DENON RCD-M38+SC-M37、小粒でもエネルギッシュな熱いヤツ

DENON RCD-M38+SC-M37

■力強く元気に鳴る骨太コンポ

 エネルギー感にあふれ、力強く元気に鳴るコンポである。帯域バランスはピラミッド型で、低域にインパクトを持たせた音作りだ。

 艶と暖かみがあり、太くて丸く柔らかい音調なので聴き疲れしない。逆にいえば細かい音まで神経質に聴き分けたい人には向かないが、純粋に音楽を楽しむには十分なレベルだ。

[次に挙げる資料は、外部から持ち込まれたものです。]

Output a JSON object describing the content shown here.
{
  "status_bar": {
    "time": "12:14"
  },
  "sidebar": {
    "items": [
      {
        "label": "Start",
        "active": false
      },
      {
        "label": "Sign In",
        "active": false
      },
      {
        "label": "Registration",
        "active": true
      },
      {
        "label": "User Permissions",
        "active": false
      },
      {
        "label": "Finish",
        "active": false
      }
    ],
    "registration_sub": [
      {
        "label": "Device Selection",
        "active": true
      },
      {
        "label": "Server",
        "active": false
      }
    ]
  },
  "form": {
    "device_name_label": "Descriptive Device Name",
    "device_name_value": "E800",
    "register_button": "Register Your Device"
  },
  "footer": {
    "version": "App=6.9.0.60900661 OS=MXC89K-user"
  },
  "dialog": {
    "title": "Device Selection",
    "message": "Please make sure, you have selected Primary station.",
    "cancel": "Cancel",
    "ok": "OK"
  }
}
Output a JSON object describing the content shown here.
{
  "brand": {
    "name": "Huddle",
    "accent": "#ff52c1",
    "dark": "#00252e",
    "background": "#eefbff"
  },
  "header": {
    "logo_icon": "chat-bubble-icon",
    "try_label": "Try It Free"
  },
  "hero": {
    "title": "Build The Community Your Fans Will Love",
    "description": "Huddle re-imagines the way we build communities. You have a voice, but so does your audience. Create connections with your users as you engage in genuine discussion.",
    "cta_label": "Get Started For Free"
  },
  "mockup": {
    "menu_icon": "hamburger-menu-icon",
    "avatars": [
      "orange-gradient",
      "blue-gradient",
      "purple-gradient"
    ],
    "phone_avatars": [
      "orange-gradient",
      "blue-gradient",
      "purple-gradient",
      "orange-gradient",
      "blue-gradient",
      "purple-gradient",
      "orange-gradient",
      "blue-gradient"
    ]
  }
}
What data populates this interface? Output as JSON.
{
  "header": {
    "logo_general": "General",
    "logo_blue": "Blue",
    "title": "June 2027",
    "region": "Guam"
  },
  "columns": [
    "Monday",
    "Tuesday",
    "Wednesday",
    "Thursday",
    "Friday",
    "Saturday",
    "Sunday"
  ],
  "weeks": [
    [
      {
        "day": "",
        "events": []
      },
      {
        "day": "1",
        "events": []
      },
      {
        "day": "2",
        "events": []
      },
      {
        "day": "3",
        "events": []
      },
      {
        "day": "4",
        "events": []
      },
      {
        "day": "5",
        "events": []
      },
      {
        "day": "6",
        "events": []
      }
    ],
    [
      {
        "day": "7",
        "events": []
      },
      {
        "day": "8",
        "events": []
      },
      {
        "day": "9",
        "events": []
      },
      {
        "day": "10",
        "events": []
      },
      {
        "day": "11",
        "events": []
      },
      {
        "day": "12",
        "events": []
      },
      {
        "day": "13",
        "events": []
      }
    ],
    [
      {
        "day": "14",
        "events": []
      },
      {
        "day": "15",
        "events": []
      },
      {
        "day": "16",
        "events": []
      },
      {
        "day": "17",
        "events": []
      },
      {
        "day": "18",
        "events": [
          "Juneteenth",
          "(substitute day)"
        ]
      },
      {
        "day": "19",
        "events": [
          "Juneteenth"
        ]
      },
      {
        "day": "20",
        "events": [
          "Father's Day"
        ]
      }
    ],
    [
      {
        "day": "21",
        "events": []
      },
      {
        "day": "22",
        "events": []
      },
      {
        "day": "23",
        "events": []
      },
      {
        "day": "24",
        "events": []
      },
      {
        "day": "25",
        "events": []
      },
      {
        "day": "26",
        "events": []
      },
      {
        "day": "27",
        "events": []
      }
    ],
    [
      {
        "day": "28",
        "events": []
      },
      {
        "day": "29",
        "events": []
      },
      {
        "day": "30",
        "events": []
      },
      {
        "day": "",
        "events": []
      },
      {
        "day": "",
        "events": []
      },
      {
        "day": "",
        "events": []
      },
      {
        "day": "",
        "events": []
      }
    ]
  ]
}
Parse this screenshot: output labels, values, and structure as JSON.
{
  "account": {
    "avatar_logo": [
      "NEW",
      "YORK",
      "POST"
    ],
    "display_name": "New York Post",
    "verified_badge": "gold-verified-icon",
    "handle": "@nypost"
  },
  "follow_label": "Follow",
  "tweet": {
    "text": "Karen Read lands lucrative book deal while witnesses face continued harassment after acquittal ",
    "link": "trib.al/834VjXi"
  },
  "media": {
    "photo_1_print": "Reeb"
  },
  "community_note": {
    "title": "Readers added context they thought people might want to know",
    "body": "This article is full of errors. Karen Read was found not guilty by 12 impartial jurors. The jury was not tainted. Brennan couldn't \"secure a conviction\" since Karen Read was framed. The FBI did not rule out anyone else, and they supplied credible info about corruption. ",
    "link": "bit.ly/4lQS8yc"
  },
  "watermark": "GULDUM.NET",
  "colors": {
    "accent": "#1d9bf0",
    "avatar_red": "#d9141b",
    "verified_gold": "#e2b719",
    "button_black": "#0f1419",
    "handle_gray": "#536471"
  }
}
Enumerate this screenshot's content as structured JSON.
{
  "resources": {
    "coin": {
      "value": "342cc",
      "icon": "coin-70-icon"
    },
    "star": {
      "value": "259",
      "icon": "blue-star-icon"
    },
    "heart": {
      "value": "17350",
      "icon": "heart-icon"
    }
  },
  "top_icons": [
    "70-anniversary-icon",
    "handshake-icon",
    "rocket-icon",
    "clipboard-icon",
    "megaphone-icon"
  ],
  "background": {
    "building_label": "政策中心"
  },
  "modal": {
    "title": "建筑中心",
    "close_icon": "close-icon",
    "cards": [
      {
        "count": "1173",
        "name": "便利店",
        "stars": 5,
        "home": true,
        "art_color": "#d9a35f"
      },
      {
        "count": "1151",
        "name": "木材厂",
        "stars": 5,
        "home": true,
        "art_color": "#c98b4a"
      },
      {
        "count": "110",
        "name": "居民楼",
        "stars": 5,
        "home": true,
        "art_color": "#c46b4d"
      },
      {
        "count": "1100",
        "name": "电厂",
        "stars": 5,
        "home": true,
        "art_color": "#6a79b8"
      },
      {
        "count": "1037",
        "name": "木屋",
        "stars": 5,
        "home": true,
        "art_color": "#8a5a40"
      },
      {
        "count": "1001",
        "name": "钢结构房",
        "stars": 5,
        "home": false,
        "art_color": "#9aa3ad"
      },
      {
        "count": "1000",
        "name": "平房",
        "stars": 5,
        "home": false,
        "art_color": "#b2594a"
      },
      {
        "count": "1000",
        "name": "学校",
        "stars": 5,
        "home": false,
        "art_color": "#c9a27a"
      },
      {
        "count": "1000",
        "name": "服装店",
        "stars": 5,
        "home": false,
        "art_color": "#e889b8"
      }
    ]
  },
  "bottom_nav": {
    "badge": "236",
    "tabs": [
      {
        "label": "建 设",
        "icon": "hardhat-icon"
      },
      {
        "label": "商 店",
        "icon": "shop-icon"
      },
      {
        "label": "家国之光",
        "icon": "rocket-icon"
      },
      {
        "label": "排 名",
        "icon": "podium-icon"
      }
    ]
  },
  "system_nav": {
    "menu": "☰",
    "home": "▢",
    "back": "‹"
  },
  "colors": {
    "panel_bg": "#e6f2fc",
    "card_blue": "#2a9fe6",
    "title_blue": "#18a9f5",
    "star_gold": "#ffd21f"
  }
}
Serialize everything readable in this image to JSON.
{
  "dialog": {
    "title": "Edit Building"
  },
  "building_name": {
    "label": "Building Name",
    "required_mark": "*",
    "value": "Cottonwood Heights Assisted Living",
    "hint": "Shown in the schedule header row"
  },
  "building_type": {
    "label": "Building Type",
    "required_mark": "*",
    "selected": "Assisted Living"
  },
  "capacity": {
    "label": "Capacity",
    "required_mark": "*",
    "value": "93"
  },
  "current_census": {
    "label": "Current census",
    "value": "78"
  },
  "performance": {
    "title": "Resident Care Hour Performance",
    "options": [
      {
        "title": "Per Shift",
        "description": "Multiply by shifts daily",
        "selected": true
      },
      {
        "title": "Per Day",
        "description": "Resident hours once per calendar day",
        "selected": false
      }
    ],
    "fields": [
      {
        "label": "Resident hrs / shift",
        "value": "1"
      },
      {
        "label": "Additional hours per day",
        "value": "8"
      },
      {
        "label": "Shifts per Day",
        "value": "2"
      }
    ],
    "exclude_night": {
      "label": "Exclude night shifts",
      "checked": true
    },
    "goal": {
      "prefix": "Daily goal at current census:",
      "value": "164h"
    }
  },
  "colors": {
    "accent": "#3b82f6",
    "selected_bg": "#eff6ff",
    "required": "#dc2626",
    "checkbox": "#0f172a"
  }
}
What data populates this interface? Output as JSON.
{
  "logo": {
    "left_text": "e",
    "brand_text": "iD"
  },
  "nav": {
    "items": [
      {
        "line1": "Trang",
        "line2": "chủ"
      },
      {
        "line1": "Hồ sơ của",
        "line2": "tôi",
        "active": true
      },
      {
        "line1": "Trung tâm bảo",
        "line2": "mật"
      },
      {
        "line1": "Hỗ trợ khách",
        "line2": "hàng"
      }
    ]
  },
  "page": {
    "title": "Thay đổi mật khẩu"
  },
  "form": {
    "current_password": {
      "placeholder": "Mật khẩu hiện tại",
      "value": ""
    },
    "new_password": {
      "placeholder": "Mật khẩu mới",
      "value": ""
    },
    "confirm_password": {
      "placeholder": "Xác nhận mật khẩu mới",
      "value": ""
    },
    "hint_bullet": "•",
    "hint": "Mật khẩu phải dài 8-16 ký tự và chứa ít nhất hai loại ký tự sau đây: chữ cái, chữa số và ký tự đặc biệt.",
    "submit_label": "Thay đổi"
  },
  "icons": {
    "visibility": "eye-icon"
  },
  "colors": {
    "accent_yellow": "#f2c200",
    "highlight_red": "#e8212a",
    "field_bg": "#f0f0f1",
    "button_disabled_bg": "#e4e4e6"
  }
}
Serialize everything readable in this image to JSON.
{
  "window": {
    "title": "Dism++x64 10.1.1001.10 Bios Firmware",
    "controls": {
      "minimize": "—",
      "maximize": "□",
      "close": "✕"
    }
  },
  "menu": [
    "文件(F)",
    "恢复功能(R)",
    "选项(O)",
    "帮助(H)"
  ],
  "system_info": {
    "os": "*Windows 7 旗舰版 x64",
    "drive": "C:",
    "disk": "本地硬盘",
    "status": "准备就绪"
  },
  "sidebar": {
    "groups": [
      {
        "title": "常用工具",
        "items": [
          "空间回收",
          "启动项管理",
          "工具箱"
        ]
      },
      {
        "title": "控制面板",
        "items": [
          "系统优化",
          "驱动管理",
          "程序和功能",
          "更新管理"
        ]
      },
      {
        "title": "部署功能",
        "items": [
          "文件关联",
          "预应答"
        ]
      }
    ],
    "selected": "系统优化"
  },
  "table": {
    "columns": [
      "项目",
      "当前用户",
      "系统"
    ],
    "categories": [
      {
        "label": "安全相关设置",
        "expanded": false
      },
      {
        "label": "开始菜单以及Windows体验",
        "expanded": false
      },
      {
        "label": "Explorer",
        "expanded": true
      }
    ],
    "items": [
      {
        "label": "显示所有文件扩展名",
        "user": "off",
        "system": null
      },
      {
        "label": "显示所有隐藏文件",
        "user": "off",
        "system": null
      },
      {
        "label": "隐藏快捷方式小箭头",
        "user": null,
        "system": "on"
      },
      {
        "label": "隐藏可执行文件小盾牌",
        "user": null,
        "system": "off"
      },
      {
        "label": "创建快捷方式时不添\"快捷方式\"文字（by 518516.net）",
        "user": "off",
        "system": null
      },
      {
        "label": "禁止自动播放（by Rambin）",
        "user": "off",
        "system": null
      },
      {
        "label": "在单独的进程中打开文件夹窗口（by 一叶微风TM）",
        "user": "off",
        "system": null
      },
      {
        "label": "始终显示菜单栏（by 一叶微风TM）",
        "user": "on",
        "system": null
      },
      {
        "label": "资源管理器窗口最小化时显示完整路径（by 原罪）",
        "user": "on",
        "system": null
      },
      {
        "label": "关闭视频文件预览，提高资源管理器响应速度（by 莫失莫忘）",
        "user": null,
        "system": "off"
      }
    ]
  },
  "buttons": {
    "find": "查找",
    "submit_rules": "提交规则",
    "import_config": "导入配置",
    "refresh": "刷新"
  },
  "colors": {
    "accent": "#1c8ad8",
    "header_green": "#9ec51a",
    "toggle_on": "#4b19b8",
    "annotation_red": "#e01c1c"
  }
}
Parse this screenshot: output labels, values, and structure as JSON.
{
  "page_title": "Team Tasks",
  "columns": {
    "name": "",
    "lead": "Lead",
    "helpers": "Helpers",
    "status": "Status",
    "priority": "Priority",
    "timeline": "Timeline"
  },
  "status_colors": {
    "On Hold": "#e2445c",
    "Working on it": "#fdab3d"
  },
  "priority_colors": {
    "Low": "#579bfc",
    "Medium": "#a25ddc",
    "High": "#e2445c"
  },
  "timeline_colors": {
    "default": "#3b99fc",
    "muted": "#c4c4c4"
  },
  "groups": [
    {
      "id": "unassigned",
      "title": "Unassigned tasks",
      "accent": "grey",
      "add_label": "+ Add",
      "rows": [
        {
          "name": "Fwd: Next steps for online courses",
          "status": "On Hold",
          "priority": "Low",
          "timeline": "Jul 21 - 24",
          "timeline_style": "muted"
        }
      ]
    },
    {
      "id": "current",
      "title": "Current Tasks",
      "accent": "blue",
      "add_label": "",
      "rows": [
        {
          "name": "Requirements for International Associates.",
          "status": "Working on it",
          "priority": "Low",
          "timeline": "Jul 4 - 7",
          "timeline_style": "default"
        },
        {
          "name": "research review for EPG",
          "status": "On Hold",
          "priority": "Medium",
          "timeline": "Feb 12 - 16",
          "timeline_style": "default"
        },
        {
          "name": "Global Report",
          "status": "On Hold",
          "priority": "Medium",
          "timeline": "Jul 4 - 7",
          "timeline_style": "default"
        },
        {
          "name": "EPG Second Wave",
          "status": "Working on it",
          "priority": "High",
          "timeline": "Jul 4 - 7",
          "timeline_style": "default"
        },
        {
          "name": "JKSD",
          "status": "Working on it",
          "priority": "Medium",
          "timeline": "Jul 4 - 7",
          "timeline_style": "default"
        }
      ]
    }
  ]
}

 音場はさほど広くはないが、定位感や音場感はこのクラスとしてはなかなかのもの。楽器の分離感や空間表現はONKYO製品あたりとくらべ一歩譲るが、解像感やクリアさはけっこうある。セット価格が合計4~5万円(実売ベース)でこのレベルの音が手に入るのだから、いい世の中になったものだ。

■パンチの効いた女性ヴォーカルがいい

 試聴では、アレサ・フランクリンやカサンドラ・ウィルソンなど、声質が太くパンチの効いた女性ヴォーカルが持ち味を発揮した。

 また歌だけでなくアレサのアルバム「YOUNG,GIFTED AND BLACK」(1971年)では、バーナード・パーディー(Drums)とチャック・レイニー(Bass)の超グルーヴィな絡みがファンキーに楽しめた。猥雑なコーネル・デュプリーのギターも色っぽい。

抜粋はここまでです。